The $390,000 the Victoria Hospitals Foundation hopes to raise will be used to buy four new surgery "towers." The machines allow surgeries to be performed in a minimally invasive way, using a slender tube and camera that surgeons can insert into patients. An image is then relayed to high-resolution monitors, allowing surgeons to operate. Incisions are closed with just a few stitches.
"As a doctor, I abide by the principle of do no harm," said Dr.
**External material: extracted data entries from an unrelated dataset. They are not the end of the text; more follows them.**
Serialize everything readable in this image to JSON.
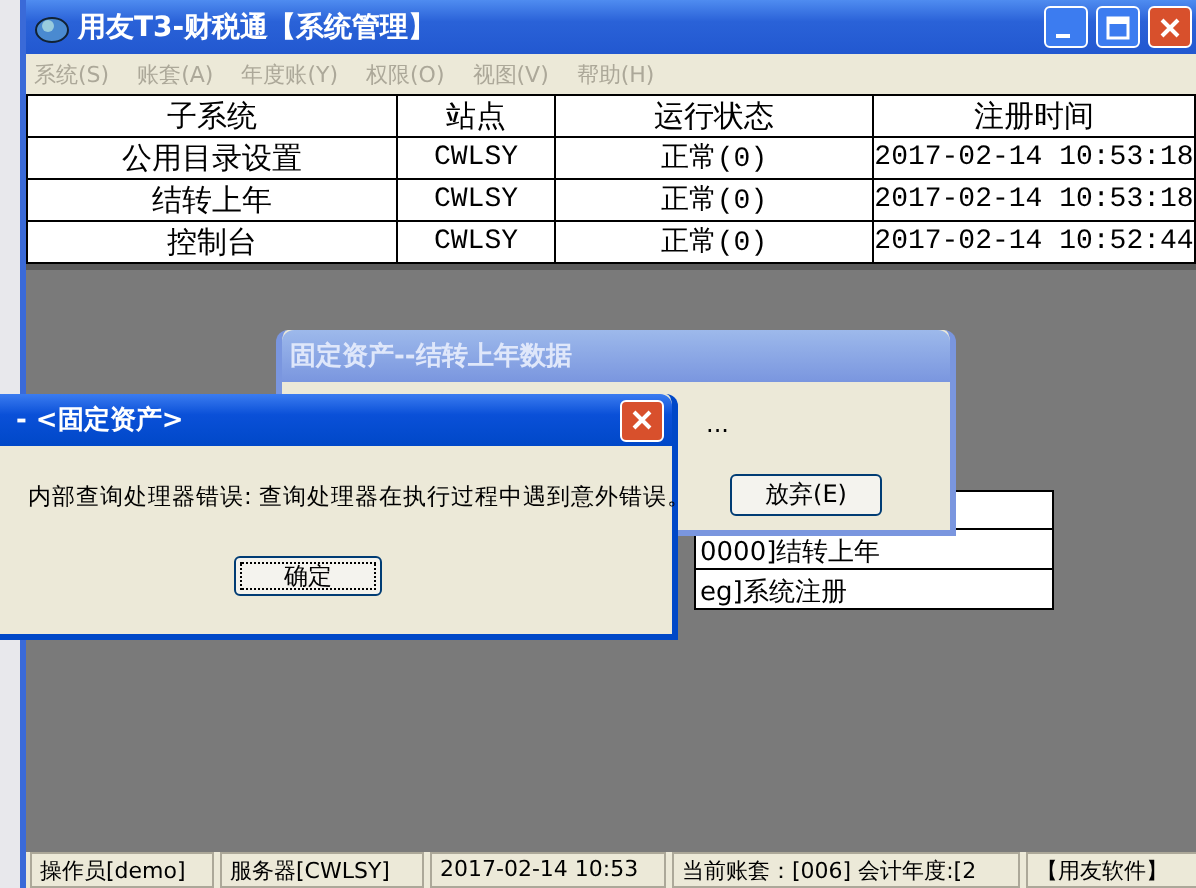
{
  "window": {
    "title": "用友T3-财税通【系统管理】"
  },
  "menu": [
    {
      "label": "系统(S)",
      "disabled": true
    },
    {
      "label": "账套(A)",
      "disabled": true
    },
    {
      "label": "年度账(Y)",
      "disabled": true
    },
    {
      "label": "权限(O)",
      "disabled": true
    },
    {
      "label": "视图(V)",
      "disabled": true
    },
    {
      "label": "帮助(H)",
      "disabled": true
    }
  ],
  "table": {
    "columns": [
      "子系统",
      "站点",
      "运行状态",
      "注册时间"
    ],
    "rows": [
      [
        "公用目录设置",
        "CWLSY",
        "正常(0)",
        "2017-02-14 10:53:18"
      ],
      [
        "结转上年",
        "CWLSY",
        "正常(0)",
        "2017-02-14 10:53:18"
      ],
      [
        "控制台",
        "CWLSY",
        "正常(0)",
        "2017-02-14 10:52:44"
      ]
    ]
  },
  "background_list": [
    "0000]结转上年",
    "eg]系统注册"
  ],
  "progress_dialog": {
    "title": "固定资产--结转上年数据",
    "message": "...",
    "buttons": [
      "放弃(E)"
    ]
  },
  "error_dialog": {
    "title": "- <固定资产>",
    "message": "内部查询处理器错误: 查询处理器在执行过程中遇到意外错误。",
    "buttons": [
      "确定"
    ]
  },
  "status_bar": [
    "操作员[demo]",
    "服务器[CWLSY]",
    "2017-02-14 10:53",
    "当前账套：[006] 会计年度:[2",
    "【用友软件】"
  ]
}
Will Orrom, medical director of surgical services at VGH. "By creating a smaller incision, I know my patients will experience less pain, need less medication and be back on their feet in a few days."
The machines can be used for various laparoscopic operations, including those in general surgery, orthopedics and gynecology.
"The need is serious," Orrom said. "As our equipment deteriorates, we begin to see malfunction in it."
There are significant advantages for patients when surgeons use minimally invasive surgical techniques as opposed to open surgeries, he said, adding that in general surgery, minimally invasive techniques are used in about 70 per cent of cases.
While open-technique surgeries can mean weeks of recovery, laparoscopic surgeries often have patients home in days. "The difference with recovery time is huge," Orrom said.
The new equipment will allow for more efficient procedures - the machines are wireless, so they'll be fairly compact and require less cabling on the floor. A smaller footprint makes a big difference in a small operating room, Orrom said.
In Victoria, most people have family members who will benefit from the equipment at some point, he said.
Laparoscopy became popular in the late 1980s and is often considered the preferred surgical technique.
Clinical nurse leader Connor Abbott said the surgical machines will be invaluable for hospital staff.
"It's allowing for higher-resolution screens and better-quality cameras to better identify a patient's anatomy," he said. "The machines will be used every day."
The Victoria Hospitals Foundation conducts two fundraising initiatives each year for the Royal Jubilee and Victoria General. Last spring, $361,000 was raised to purchase a new neuronavigation system at Victoria General. The system creates a 3-D map of a patient's body, compiling images taken by X-rays, CT scans and MRIs.